When I read this post it was like reading my own mind. I am (as Anna and Aisling will happily testify) the WORST person at accepting compliments. I just don’t know how to react, and generally get really uncomfortable and make some deflecting, self-deprecating comment. So to be asked to stand up and tell people what my excellence is, as Carly has been asked to do? My worst night mare.
But, in the interests of getting things started I am going to make myself incredibly uncomfortable, put all my fear to one side, and stand up and say…. My excellence is….managing people.
(MY GOD that was hard to do. I have sat here for a good 40 minutes coming up with different things and then ruling them out because other people might not agree. My excellence is clearly not in being decisive).
Now….you HAVE to join in and make me not feel so terribly un-british. Go and read Carly’s brilliant post and then in the comments let’s all hear what your excellence is – and I don’t care how hard it is, everyone should do this…

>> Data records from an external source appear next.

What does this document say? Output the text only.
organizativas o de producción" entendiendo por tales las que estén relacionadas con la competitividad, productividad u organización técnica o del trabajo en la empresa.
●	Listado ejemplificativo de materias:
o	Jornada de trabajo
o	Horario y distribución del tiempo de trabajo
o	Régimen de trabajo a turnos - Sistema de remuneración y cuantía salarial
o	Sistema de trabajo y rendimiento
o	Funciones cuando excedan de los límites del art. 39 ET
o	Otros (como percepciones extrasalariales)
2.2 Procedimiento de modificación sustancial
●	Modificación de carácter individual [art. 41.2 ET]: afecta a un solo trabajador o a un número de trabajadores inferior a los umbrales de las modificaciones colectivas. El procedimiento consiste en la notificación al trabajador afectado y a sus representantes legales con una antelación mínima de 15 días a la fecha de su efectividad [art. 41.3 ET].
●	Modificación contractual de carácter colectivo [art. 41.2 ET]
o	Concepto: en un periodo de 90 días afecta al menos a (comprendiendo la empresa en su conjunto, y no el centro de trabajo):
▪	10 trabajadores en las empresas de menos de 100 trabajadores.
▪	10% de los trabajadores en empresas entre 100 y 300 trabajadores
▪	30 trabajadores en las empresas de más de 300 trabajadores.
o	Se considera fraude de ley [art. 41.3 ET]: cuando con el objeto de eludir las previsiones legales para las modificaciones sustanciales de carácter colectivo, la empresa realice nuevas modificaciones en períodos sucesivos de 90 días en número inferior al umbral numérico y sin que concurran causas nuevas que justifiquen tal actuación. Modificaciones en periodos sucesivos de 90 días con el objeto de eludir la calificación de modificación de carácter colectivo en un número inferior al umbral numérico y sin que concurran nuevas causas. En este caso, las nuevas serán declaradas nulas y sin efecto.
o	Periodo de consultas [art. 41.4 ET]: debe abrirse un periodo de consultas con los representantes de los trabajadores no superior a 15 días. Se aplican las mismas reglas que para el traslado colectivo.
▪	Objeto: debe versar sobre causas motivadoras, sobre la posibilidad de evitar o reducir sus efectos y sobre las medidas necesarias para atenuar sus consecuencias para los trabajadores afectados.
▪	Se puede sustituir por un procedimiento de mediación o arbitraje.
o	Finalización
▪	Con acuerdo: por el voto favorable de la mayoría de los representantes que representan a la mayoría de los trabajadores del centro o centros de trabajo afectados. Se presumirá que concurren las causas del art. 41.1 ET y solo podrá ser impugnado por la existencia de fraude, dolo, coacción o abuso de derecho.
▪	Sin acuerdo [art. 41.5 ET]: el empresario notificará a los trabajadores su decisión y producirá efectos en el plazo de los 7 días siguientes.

Things are changing where I work. No more are we a team who says ‘ooh, I’m not very good at that’ we are now being asked to shout about how good we are. We were sent home for the summer holidays being asked to think what our excellence is, in time for a presentation to the staff when we return.
Now, I’m a confident, some might say very loud, kind of person. I’ll happily chat to anyone for hours about all manner of random crap. I’ll eagerly engage in a Beyonce booty shake whilst sober or tell a rude joke at the most inappropriate of moments. But, ask me to stand up in front of people and tell them what I’m good at?! Erm, no.
I’m the same with compliments – my Fiance and I are currently going through our foster carer training. The first home-study session started with the social worker asking him what he loved about me. Now on one side I was intrigued, it’s not very often that we sit down and chat through the reasons why we love each other , and I was really interested to hear what he had to say. Then on the other hand, BAM, he started to list the reasons and I visibly squirmed and found it really embarrassing. I was the same all through my teacher training, whenever I’d get good feedback I’d go bright red and then joke about swearing in front of the children or accidentally standing on one of them! (This never happened) but heaven forbid that someone might give me a compliment
I imagine conversations at our wedding in April going something like this.
Random guest; ‘Congratulations Carly, you look beautiful.’
Me: ‘ Ah, thanks but you should see how many pairs of spanx I’m wearing/how much I’m sweating/how long I sat in the make-up chair (you get the picture.)
I have been racking my brains all Summer as to what my excellence might be. I asked my Fiance and he said being highly inappropriate. Helpful? Not really. (In his defence, we both lack the seriousness gene and he thought it was a trick question.) I was complaining to my line manager last week and she ended up getting a little bit cross and listed all of my achievements in my NQT year and asked me did I not think that was excellence? Well no, I don’t really, I just feel like I was doing my job!
Can I stand up and say that I am now an accomplished pom-pom maker? That I make a rather excellent brownie? That I can rap all of the words to Nicki Minaj Super Bass? I don’t think so. Particularly when this excellence is meant to be about attitude and how excellent we are as a person. Kill.Me.Now. If I were being asked to stand up and list the things I struggle with or am not very good at I would be attacking the list with gusto.
- Spend too much money
- Eats too much chocolate
- Constant worrying
I could go on, but I’d still quite like you to like me by the end of this post!
Is this just me? Am I the only person who struggles with this? Is it a British thing? I think that deep down, I know what I’m good at, but the thought of telling everyone brings me out in a cold sweat! Now, I don’t like a show off and I sometimes think that’s why I’m so reluctant to talk about things I’m good at. But is being aware of your ‘excellence’ showing off? It’s not like I’m going to make it into a t-shirt!
So, come on lovely ladies, help me out. What is your excellence? What would you say if you had to stand up and tell everyone what you were really good at doing? We all know that on these pages nobody is judged, so tell me yours and by the time this is published, I’ll be able to tell you what I finally came up with.